Last week Justice called on the 650,000 eligible West Virginians who have not been vaccinated to step forward and get their shots.

“I don’t get it. Why are we not finishing this thing up?” Justice said during Friday’s state COVID-19 briefing. “Why are we not finishing the race when the race is ours to win?”

As Justice acknowledged, the low-hanging fruit has been harvested. The state has reached the population that needed it most and the population that wanted it most. The problem lies in convincing unvaccinated people that it’s in their best interest to be vaccinated.

There are several reasons people could be reluctant to be vaccinated, and not all of them have to do with misinformation or the anti-vax movement. Here are a few:

Some people don’t trust the system that rushed so many vaccines to market so quickly. The withdrawal of the Johnson & Johnson vaccine certainly didn’t help bring the doubters over to the governor’s side. The one-in-a-million incidence of blood clots has received the most attention, but there are others. The Centers for Disease Control and Prevention says people who have received the J&J vaccine within the past three weeks and who develop severe headache, abdominal pain, leg pain or shortness of breath should seek medical care immediately.

The CDC’s Advisory Committee on Immunization Practices will meet April 23 to discuss whether the J&J vaccine should be returned to use.

Women who are pregnant or who may become pregnant must choose whether to take the vaccine. According to the CDC, “There are currently limited data on the safety of COVID-19 vaccines in pregnant people because these vaccines have not been widely studied in pregnant people. Systems are in place to continue to monitor vaccine safety, and so far, they have not identified any specific safety concerns for pregnant people. Clinical trials to evaluate the safety and efficacy of COVID-19 vaccines in pregnant people are underway or planned.”
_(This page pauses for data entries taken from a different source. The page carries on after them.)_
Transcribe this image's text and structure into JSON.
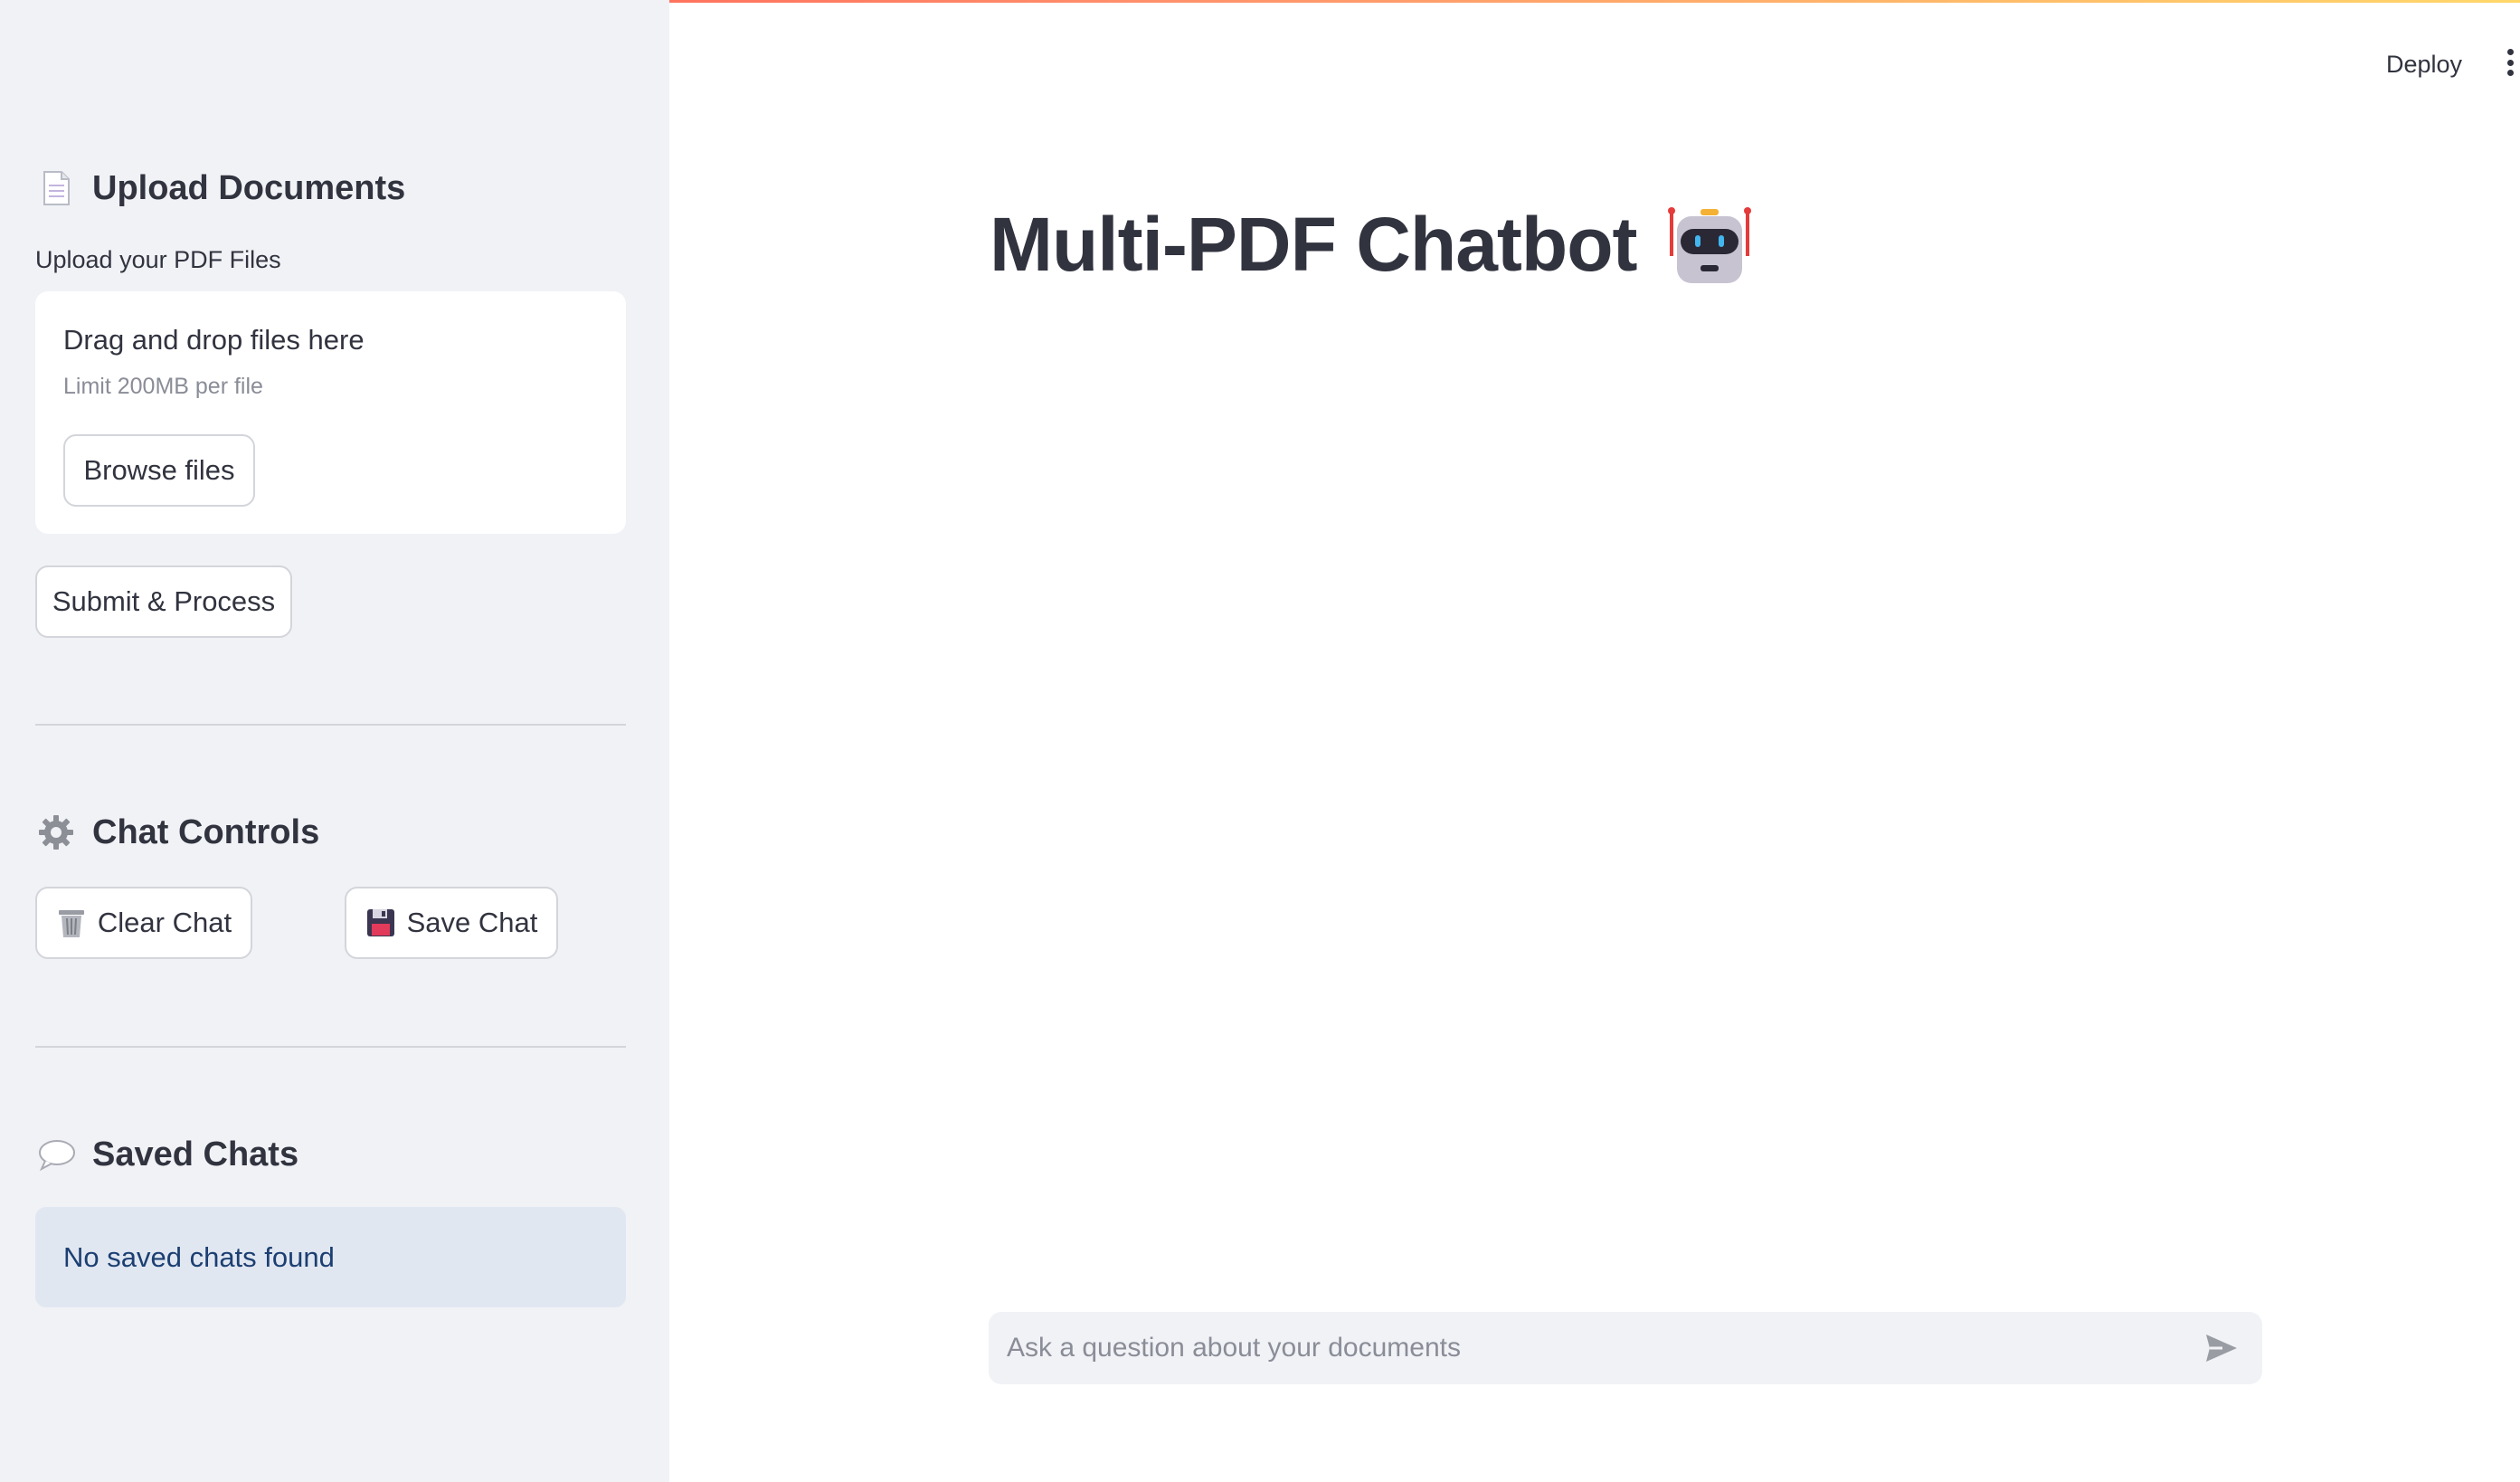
{
  "sidebar": {
    "upload_section": {
      "icon": "document-icon",
      "title": "Upload Documents",
      "field_label": "Upload your PDF Files",
      "dropzone_title": "Drag and drop files here",
      "dropzone_limit": "Limit 200MB per file",
      "browse_label": "Browse files",
      "submit_label": "Submit & Process"
    },
    "chat_controls": {
      "icon": "gear-icon",
      "title": "Chat Controls",
      "clear_icon": "trash-icon",
      "clear_label": "Clear Chat",
      "save_icon": "floppy-disk-icon",
      "save_label": "Save Chat"
    },
    "saved_chats": {
      "icon": "speech-bubble-icon",
      "title": "Saved Chats",
      "empty_message": "No saved chats found"
    }
  },
  "header": {
    "deploy_label": "Deploy",
    "menu_icon": "kebab-menu-icon"
  },
  "main": {
    "title": "Multi-PDF Chatbot",
    "title_icon": "robot-icon",
    "chat_input_placeholder": "Ask a question about your documents",
    "send_icon": "send-icon"
  },
  "colors": {
    "sidebar_bg": "#f0f2f6",
    "text": "#31333f",
    "info_bg": "#e1e7f1",
    "info_text": "#1c3f72",
    "accent_gradient": [
      "#ff4b4b",
      "#ffd76a"
    ]
  }
}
The most important consideration for many people is whether they trust health officials who want to vaccinate as many people as possible as quickly as possible. COVID-19 quickly went from a health issue to a political one as governors and health departments assumed control over our personal and economic lives. Shutdowns, quarantines, mask mandates and other steps to slow the spread of the disease continue to annoy many people who question whether they were effective to begin with. Now the same health officials want people to accept a hastily developed vaccine.

If the governor wants to increase the vaccination rate, he will need to change his sales tactics.

If vaccinations are so beneficial, why are state offices and state employees still on lockdown? When will the public be allowed to set foot in the Capitol, and when will agencies such as the DMV return to normal speed? When will government offices be as accessible as the state expects grocery stores to be?

If the governor wants more people to volunteer to be vaccinated, he needs to lead by example and demonstrate his faith in the vaccine.